Der Wärmedurchlasswiderstand (R-Wert)
Aus dem Lambda-Wert und der Dicke der jeweiligen Materialschicht berechnen Sie den Wärmedurchlasswiderstand (R-Wert) einer einzelnen Schicht. Die Formel dafür ist einfach: R = d / λ (Dicke geteilt durch Lambda-Wert).
Die Dicke (d) geben Sie in Metern an. Wenn Sie also eine 14 Zentimeter dicke Dämmung aus Steinwolle verwenden, rechnen Sie mit 0,14 Metern. Teilen Sie diese 0,14 Meter durch den Lambda-Wert der Steinwolle (zum Beispiel 0,035), erhalten Sie den R-Wert für diese spezielle Schicht (in diesem Fall 4,0 m²K/W).
Das bedeutet: Wenn Sie die Dämmschicht dicker machen, steigt der R-Wert, der Widerstand gegen den Wärmedurchgang wird größer.

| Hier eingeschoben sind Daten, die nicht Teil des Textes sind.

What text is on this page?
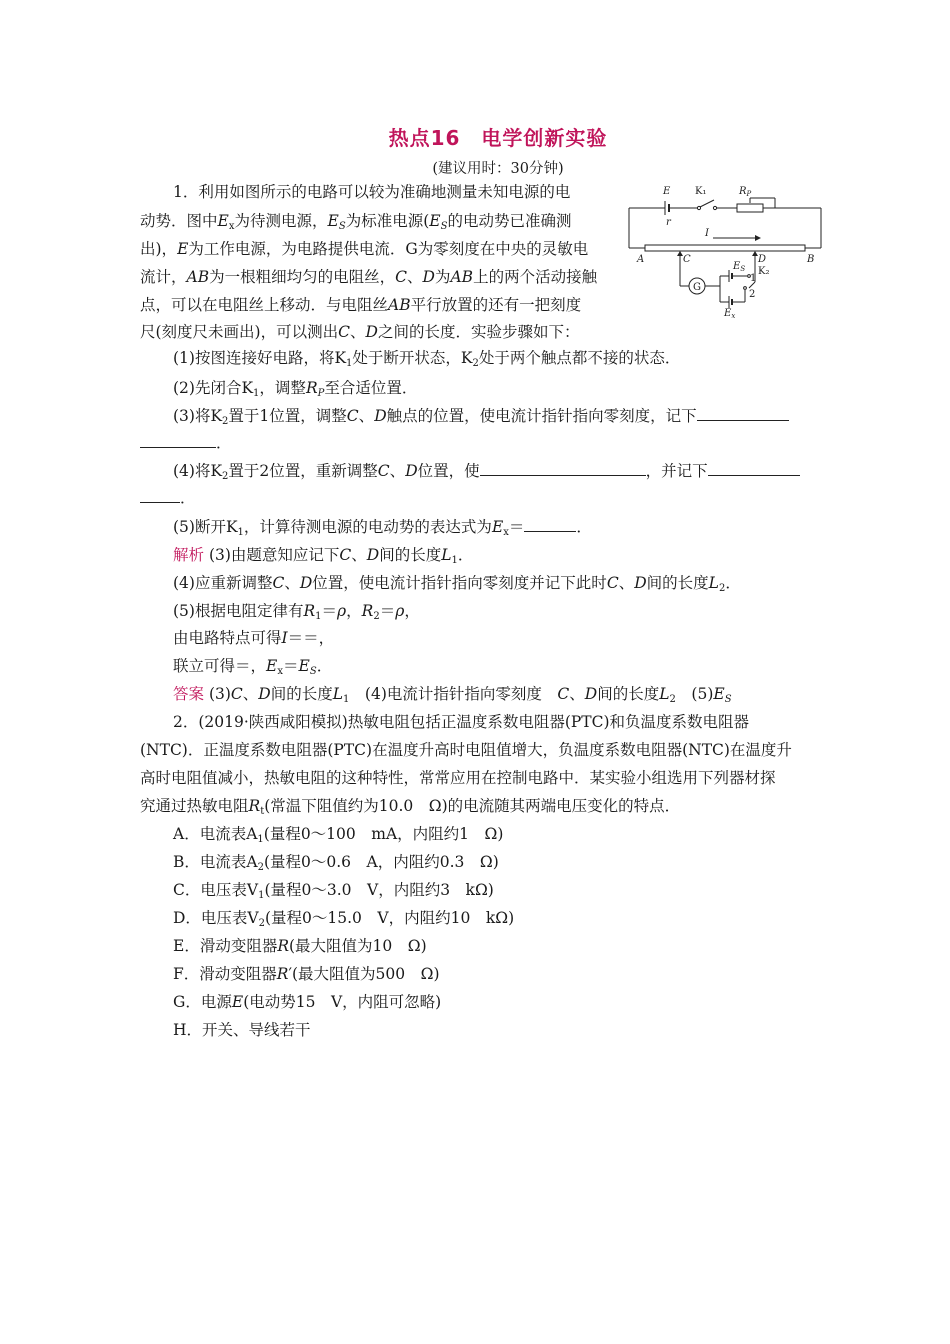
热点16　电学创新实验
(建议用时：30分钟)
1．利用如图所示的电路可以较为准确地测量未知电源的电
动势．图中$E_x$为待测电源，$E_S$为标准电源($E_S$的电动势已准确测
出)，E为工作电源，为电路提供电流．G为零刻度在中央的灵敏电
流计，AB为一根粗细均匀的电阻丝，C、D为AB上的两个活动接触
点，可以在电阻丝上移动．与电阻丝AB平行放置的还有一把刻度
尺(刻度尺未画出)，可以测出C、D之间的长度．实验步骤如下：
E
r
K₁	$R_P$
I
A	B
C	D
G
$E_S$ K₂
1
2
$E_x$
(1)按图连接好电路，将$K_1$处于断开状态，$K_2$处于两个触点都不接的状态．
(2)先闭合$K_1$，调整$R_P$至合适位置．
(3)将$K_2$置于1位置，调整C、D触点的位置，使电流计指针指向零刻度，记下
．
(4)将$K_2$置于2位置，重新调整C、D位置，使	，并记下
．
(5)断开$K_1$，计算待测电源的电动势的表达式为$E_x=$	．
解析 (3)由题意知应记下C、D间的长度$L_1$．
(4)应重新调整C、D位置，使电流计指针指向零刻度并记下此时C、D间的长度$L_2$．
(5)根据电阻定律有$R_1=\rho$，$R_2=\rho$，
由电路特点可得I＝＝，
联立可得＝，$E_x=E_S$．
答案 (3)C、D间的长度$L_1$　(4)电流计指针指向零刻度　C、D间的长度$L_2$　$(5)E_S$
2．(2019·陕西咸阳模拟)热敏电阻包括正温度系数电阻器(PTC)和负温度系数电阻器
(NTC)．正温度系数电阻器(PTC)在温度升高时电阻值增大，负温度系数电阻器(NTC)在温度升
高时电阻值减小，热敏电阻的这种特性，常常应用在控制电路中．某实验小组选用下列器材探
究通过热敏电阻$R_t$(常温下阻值约为10.0　Ω)的电流随其两端电压变化的特点．
A．电流表$A_1$(量程0～100　mA，内阻约1　Ω)
B．电流表$A_2$(量程0～0.6　A，内阻约0.3　Ω)
C．电压表$V_1$(量程0～3.0　V，内阻约3　kΩ)
D．电压表$V_2$(量程0～15.0　V，内阻约10　kΩ)
E．滑动变阻器R(最大阻值为10　Ω)
F．滑动变阻器R′(最大阻值为500　Ω)
G．电源E(电动势15　V，内阻可忽略)
H．开关、导线若干
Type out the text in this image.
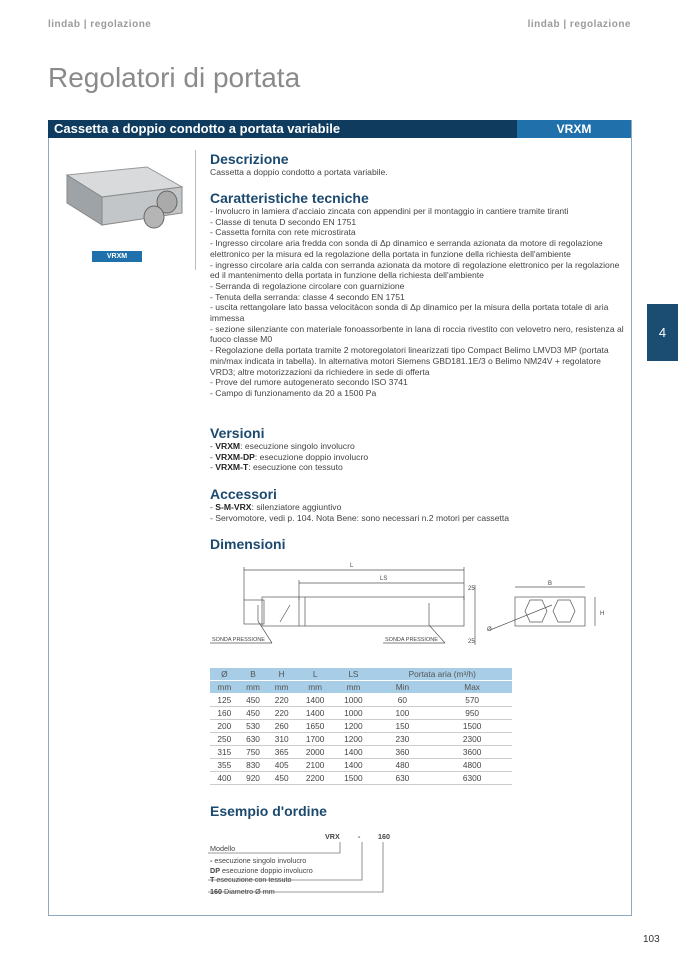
lindab | regolazione	lindab | regolazione
Regolatori di portata
Cassetta a doppio condotto a portata variabile	VRXM
VRXM
4
Descrizione
Cassetta a doppio condotto a portata variabile.
Caratteristiche tecniche
- Involucro in lamiera d'acciaio zincata con appendini per il montaggio in cantiere tramite tiranti
- Classe di tenuta D secondo EN 1751
- Cassetta fornita con rete microstirata
- Ingresso circolare aria fredda con sonda di Δp dinamico e serranda azionata da motore di regolazione elettronico per la misura ed la regolazione della portata in funzione della richiesta dell'ambiente
- ingresso circolare aria calda con serranda azionata da motore di regolazione elettronico per la regolazione ed il mantenimento della portata in funzione della richiesta dell'ambiente
- Serranda di regolazione circolare con guarnizione
- Tenuta della serranda: classe 4 secondo EN 1751
- uscita rettangolare lato bassa velocitàcon sonda di Δp dinamico per la misura della portata totale di aria immessa
- sezione silenziante con materiale fonoassorbente in lana di roccia rivestito con velovetro nero, resistenza al fuoco classe M0
- Regolazione della portata tramite 2 motoregolatori linearizzati tipo Compact Belimo LMVD3 MP (portata min/max indicata in tabella). In alternativa motori Siemens GBD181.1E/3 o Belimo NM24V + regolatore VRD3; altre motorizzazioni da richiedere in sede di offerta
- Prove del rumore autogenerato secondo ISO 3741
- Campo di funzionamento da 20 a 1500 Pa
Versioni
- VRXM: esecuzione singolo involucro
- VRXM-DP: esecuzione doppio involucro
- VRXM-T: esecuzione con tessuto
Accessori
- S-M-VRX: silenziatore aggiuntivo
- Servomotore, vedi p. 104. Nota Bene: sono necessari n.2 motori per cassetta
Dimensioni
L
LS
B
H
Ø
25
25
SONDA PRESSIONE	SONDA PRESSIONE
Ø	B	H	L	LS	Portata aria (m³/h)	
mm	mm	mm	mm	mm	Min	Max
125	450	220	1400	1000	60	570
160	450	220	1400	1000	100	950
200	530	260	1650	1200	150	1500
250	630	310	1700	1200	230	2300
315	750	365	2000	1400	360	3600
355	830	405	2100	1400	480	4800
400	920	450	2200	1500	630	6300
Esempio d'ordine
VRX	- 160
Modello
- esecuzione singolo involucro
DP esecuzione doppio involucro
T esecuzione con tessuto
160 Diametro Ø mm
103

Wenn Sie ein Material mit einem niedrigeren (besseren) Lambda-Wert wählen, steigt der R-Wert ebenfalls.
Wärmeübergangswiderstand (Rsi und Rse)
Neben den Materialschichten selbst bremst auch die Luftschicht direkt vor und hinter dem Bauteil den Wärmestrom ein wenig. Die Norm DIN EN ISO 6946 definiert hierfür feste Werte. Für Außenwände beträgt der innere Wärmeübergangswiderstand (Rsi) 0,13 m²K/W. Der äußere Wärmeübergangswiderstand (Rse) liegt bei Außenwänden meist bei 0,04 m²K/W.
Praktisches Beispiel zur U-Wert-Berechnung
Zur Veranschaulichung eignet sich eine einfache Wand. Sie besteht von innen nach außen aus vier Schichten:
- Innenputz (Dicke: 0,015, Lambda: 0,70) -> R = 0,021
- Ziegelmauerwerk (Dicke: 0,240, Lambda: 0,40) -> R = 0,600
- ROCKWOOL Steinwolle Dämmung (Dicke: 0,160, Lambda: 0,035) -> R = 4,571
- Außenputz (Dicke: 0,020, Lambda: 1,00) -> R = 0,020
Wir addieren alle R-Werte der Schichten sowie die Übergangswiderstände (Rsi = 0,13 und Rse = 0,04): RT = 0,13 + 0,021 + 0,600 + 4,571 + 0,020 + 0,04 = 5,382 m²K/W.
Nun berechnen wir den U-Wert als Kehrwert: U = 1 / 5,382 = 0,185 W/(m²K).
Dieser Wert von rund 0,19 W/(m²K) ist ein guter Wert für eine Außenwand. Er zeigt eindrucksvoll, welch zentrale Rolle die Dämmschicht spielt. Ohne die 16 Zentimeter Steinwolle läge der Gesamtwiderstand RT nur bei etwa 0,811 m²K/W. Der U-Wert der ungedämmten Wand läge dann lediglich bei 1,23 W/(m²K). Durch die Dämmung reduzieren Sie den Wärmedurchgang der Wand also um fast 85 Prozent.